Deux autres peintres avec cette seule fonction sont connus, Pierre Nègre et Nicolas Dumon, mais on ne connait pas leur travail à Auvillar.
Un certain nombre de faïenciers ou fabricants de faïence, qui n’ont peut-être pas pu être tous répertoriés, ont aussi exercé une activité de peintre. C’est le cas de François Nervaise, natif d’Auvillar (Castérus à 2km d’Auvillar), connu également comme faïencier, présent à la fabrique Ducros place St-Pierre pendant plus de 20 ans à partir des années 1770. Il y a également Antoine Serres, le fondateur de la fabrique rue Jonqua, d’abord peintre à Auvillar dès la fin des années 1760. Proche de François Ducros, c’est à lui que ce dernier demande d’être témoin le 30 mai 1770 à l’occasion d’un transfert de biens entre son épouse Marie Bézus et lui-même, suite à la vente d’une maison à Bordeaux. Citons également Géraud Verdier, peintre à la fabrique Ducros.

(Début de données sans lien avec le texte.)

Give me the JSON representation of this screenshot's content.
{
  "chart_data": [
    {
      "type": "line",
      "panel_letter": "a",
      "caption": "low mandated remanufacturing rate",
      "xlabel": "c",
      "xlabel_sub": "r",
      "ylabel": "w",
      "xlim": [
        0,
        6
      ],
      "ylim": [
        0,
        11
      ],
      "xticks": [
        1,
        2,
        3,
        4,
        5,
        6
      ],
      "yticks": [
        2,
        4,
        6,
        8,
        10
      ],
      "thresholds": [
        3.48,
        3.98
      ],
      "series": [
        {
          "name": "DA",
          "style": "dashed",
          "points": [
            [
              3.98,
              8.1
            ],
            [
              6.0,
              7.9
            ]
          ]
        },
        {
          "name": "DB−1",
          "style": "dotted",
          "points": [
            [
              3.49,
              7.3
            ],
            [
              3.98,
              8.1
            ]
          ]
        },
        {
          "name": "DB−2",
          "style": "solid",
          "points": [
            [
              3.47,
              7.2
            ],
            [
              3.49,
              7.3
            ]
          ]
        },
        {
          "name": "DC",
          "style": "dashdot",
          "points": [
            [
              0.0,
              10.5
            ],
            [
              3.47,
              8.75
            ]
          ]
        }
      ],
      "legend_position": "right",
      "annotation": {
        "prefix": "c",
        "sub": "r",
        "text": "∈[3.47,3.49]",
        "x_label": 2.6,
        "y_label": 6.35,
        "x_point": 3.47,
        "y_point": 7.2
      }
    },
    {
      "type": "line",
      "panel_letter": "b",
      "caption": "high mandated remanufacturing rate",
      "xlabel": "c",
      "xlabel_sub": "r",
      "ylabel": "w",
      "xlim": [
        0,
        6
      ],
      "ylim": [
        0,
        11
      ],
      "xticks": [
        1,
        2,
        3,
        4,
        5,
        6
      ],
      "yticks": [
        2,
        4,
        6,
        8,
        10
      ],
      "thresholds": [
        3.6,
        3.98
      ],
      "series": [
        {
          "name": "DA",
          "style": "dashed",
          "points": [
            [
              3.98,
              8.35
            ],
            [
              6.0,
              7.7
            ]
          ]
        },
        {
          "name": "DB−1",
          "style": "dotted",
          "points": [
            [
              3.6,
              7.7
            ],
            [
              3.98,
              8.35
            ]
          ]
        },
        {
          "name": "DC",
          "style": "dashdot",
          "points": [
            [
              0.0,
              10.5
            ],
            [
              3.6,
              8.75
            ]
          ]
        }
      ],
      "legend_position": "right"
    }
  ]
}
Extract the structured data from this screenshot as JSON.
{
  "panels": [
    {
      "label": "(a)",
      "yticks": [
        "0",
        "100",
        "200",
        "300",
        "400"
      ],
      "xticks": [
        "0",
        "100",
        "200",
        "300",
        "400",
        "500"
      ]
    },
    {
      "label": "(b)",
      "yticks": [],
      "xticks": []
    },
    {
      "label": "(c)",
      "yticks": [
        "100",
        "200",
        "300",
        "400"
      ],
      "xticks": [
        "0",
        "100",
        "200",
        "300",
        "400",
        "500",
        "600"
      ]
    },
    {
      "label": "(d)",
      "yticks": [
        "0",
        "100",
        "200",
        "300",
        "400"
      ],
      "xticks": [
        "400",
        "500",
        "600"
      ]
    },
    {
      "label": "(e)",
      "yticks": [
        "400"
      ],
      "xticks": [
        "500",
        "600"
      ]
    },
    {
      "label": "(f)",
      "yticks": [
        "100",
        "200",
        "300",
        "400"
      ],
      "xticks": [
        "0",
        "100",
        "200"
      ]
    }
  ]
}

Les différents métiers dans les fabriques sont très fluctuantes selon les actes et les années, pour une même personne. On peut les trouver tour à tour, faïenciers, ouvriers en faïence, ou tourneur. Peu de mouleurs ont pu être répertoriés, mais Guillaume Soules, présent à Auvillar dès 1761, est l’un des rares mouleurs désignés comme tel. Cependant, entre 1761 et 1766, il sera également tourneur en faïence et faïencier. Il sera même fabricant de faïence en 1783.
le moule signé d’Antoine Marcellou et daté de 1777 conservé au Musée du Vieil Auvillar a attiré l’attention sur ce personnage. En fait, il travaille déjà à Auvillar en 1763, avec la naissance de son fils Pierre. En 1768, lors du baptême de sa fille Jeanne, il est tourneur en faïence puis dirigea un temps la faïencerie de Nègrepelisse avant la révolution.